Non-consideration of product suitability most common type of unethical behavior in Asia
A new survey from CFA Institute, the association of investment professionals, looking at ethics shows that 41 percent of respondents in the Asia-Pacific region regard the ‘non-consideration of product suitability before selling to or investing for clients’ as the most common form of unethical behavior in the industry today.
Not disclosing conflicts of interests to clients and/or employers follows, with more than 30 percent of responses.
The Ethics Survey, conducted among investment management professionals in Asia-Pacific, reinforces the efforts of CFA Institute to raise awareness of ethics among investors and within the investment management community.
‘Our findings come at a critical time when trust in the financial industry, particularly in Hong Kong, remains low,’ says Tony Tan, co-head of ethics, standards and professional conduct at CFA Institute, in a statement. ‘While there’s a growing focus on ethics, we urge the investment community to strengthen its commitment to transparency and professionalism.’

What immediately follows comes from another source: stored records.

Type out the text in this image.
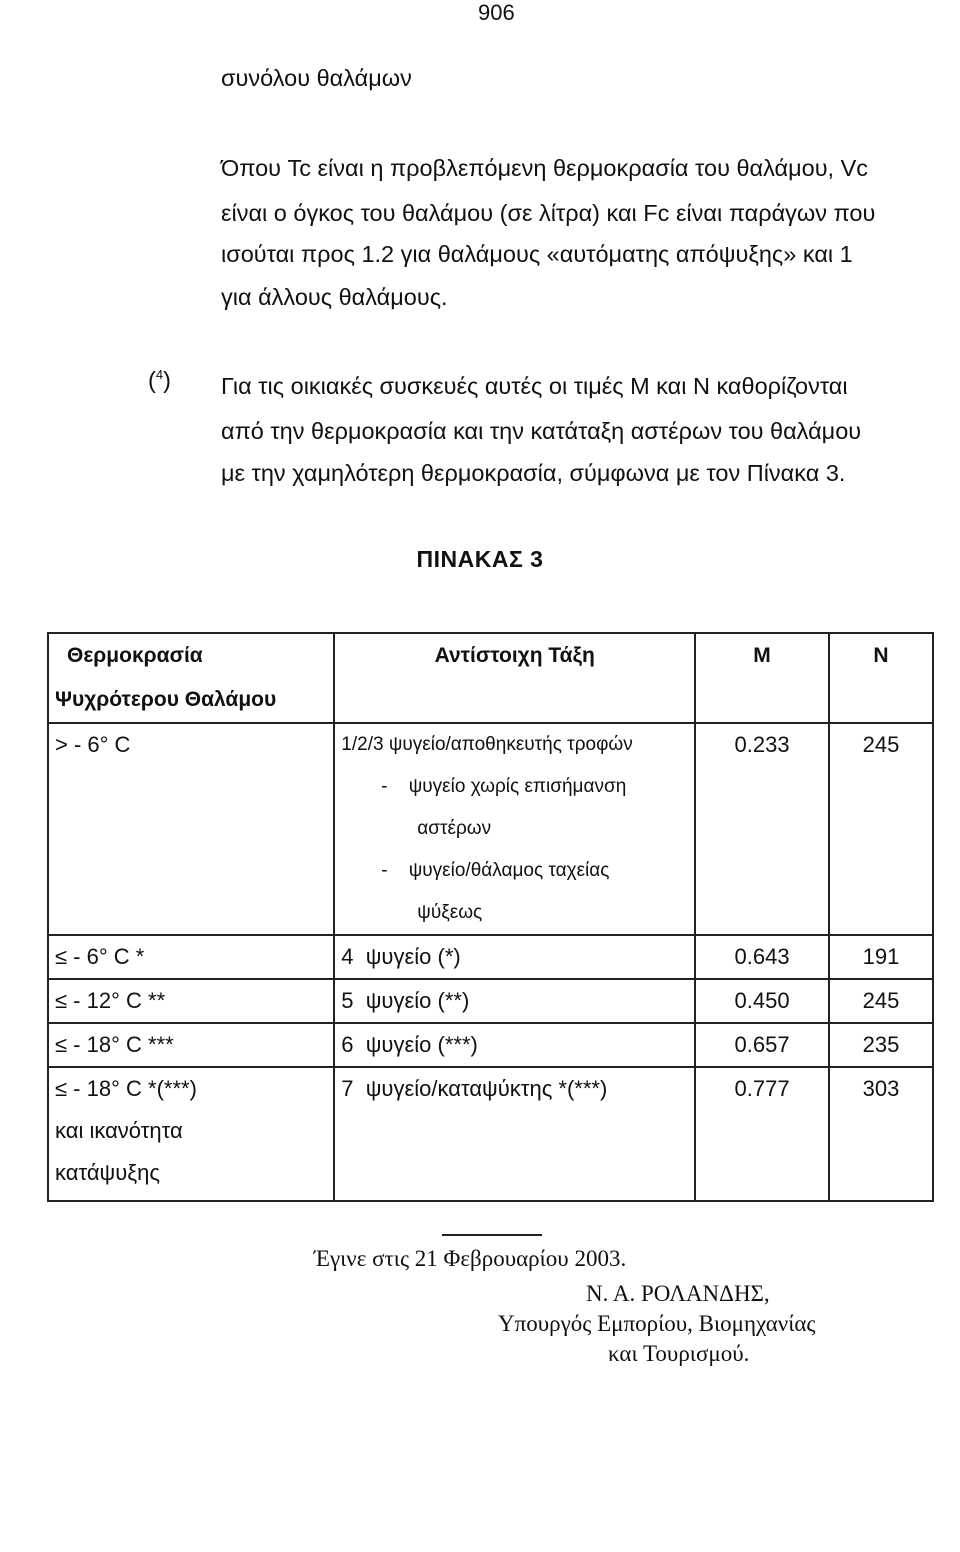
906
συνόλου θαλάμων
Όπου Tc είναι η προβλεπόμενη θερμοκρασία του θαλάμου, Vc
είναι ο όγκος του θαλάμου (σε λίτρα) και Fc είναι παράγων που
ισούται προς 1.2 για θαλάμους «αυτόματης απόψυξης» και 1
για άλλους θαλάμους.
($^4$) Για τις οικιακές συσκευές αυτές οι τιμές Μ και Ν καθορίζονται
από την θερμοκρασία και την κατάταξη αστέρων του θαλάμου
με την χαμηλότερη θερμοκρασία, σύμφωνα με τον Πίνακα 3.
ΠΙΝΑΚΑΣ 3
Θερμοκρασία
Ψυχρότερου Θαλάμου	Αντίστοιχη Τάξη	Μ	Ν

> - 6° C	1/2/3 ψυγείο/αποθηκευτής τροφών
-    ψυγείο χωρίς επισήμανση
αστέρων
-    ψυγείο/θάλαμος ταχείας
ψύξεως	0.233	245

≤ - 6° C *	4  ψυγείο (*)	0.643	191

≤ - 12° C **	5  ψυγείο (**)	0.450	245

≤ - 18° C ***	6  ψυγείο (***)	0.657	235

≤ - 18° C *(***)
και ικανότητα
κατάψυξης	7  ψυγείο/καταψύκτης *(***)	0.777	303
Έγινε στις 21 Φεβρουαρίου 2003.
Ν. Α. ΡΟΛΑΝΔΗΣ,
Υπουργός Εμπορίου, Βιομηχανίας
και Τουρισμού.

Respondents in China feel relatively positive about the current level of ethical and professional conduct among investment professionals, with 39 percent saying their current level is ‘very ethical’. This figure is notably higher than the corresponding response from Australia (29 percent) and the rest of Asia-Pacific (20 percent).

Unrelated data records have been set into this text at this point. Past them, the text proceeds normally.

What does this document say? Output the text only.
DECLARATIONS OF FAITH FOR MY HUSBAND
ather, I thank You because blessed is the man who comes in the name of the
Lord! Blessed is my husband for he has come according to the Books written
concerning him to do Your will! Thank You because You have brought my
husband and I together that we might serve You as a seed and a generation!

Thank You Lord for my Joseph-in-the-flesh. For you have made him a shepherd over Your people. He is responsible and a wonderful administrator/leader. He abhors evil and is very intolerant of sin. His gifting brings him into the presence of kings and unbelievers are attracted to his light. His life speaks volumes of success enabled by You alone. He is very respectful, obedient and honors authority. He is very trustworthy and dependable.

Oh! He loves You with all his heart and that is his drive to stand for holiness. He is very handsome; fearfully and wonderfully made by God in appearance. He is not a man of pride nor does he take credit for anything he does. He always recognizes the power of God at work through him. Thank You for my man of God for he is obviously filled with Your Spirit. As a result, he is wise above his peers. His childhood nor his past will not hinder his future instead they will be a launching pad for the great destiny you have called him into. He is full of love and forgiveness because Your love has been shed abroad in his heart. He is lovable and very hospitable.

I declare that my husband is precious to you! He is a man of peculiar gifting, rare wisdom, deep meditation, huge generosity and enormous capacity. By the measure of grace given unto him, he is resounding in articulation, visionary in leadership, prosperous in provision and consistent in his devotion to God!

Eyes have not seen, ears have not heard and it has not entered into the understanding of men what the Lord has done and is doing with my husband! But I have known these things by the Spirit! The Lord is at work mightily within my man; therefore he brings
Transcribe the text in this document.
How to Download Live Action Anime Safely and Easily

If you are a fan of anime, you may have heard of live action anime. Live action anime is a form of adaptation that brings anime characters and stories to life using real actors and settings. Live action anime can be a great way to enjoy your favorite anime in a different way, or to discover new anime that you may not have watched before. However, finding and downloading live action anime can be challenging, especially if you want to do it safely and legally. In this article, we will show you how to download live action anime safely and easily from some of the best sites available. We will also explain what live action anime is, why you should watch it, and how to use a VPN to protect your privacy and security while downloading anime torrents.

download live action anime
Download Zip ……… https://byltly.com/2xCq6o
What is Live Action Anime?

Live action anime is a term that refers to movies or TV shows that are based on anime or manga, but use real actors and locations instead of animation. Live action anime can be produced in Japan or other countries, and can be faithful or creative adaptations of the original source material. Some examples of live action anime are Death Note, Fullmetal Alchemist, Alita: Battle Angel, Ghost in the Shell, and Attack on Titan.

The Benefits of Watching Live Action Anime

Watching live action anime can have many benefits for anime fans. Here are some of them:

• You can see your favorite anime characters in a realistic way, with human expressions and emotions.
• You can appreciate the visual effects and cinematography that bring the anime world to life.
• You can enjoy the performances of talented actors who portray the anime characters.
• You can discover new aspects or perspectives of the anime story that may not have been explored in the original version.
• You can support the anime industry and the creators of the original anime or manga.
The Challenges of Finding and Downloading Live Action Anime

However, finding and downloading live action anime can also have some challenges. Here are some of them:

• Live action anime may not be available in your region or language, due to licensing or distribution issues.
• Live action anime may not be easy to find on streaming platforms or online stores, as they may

Yet only 44 percent of respondents from China say a firm’s commitment to ethics and professionalism should matter to clients when they are considering awarding a mandate or hiring an adviser, significantly behind Australia (85 percent) and the rest of Asia-Pacific (52 percent).
The biggest obstacles respondents see when dealing with clients are managing conflicts of interest (26 percent) and determining product suitability (26 percent). Independently and objectively providing recommendations trails slightly behind, with 25 percent of responses.
Other key findings include:
Respondents think institutional investors view the investment profession as more trustworthy than retail investors do: 61 percent of respondents say institutional investors would rate the trustworthiness of the investment management profession as very or somewhat high, while only 34 percent of respondents say the same for retail investors.
In general, respondents are fairly positive on the current level of investment professionals’ ethical conduct: 66 percent agree that it is either very ethical or somewhat ethical. Only 1 percent of respondents rate the level of ethical conduct as not ethical at all.
More than a quarter of respondents (27 percent) note that their firm never provides ethics training to employees.
Respondents in China are more likely to agree that their firm advocates their code of ethics compared with the Asia-Pacific region overall (84 percent versus 78 percent).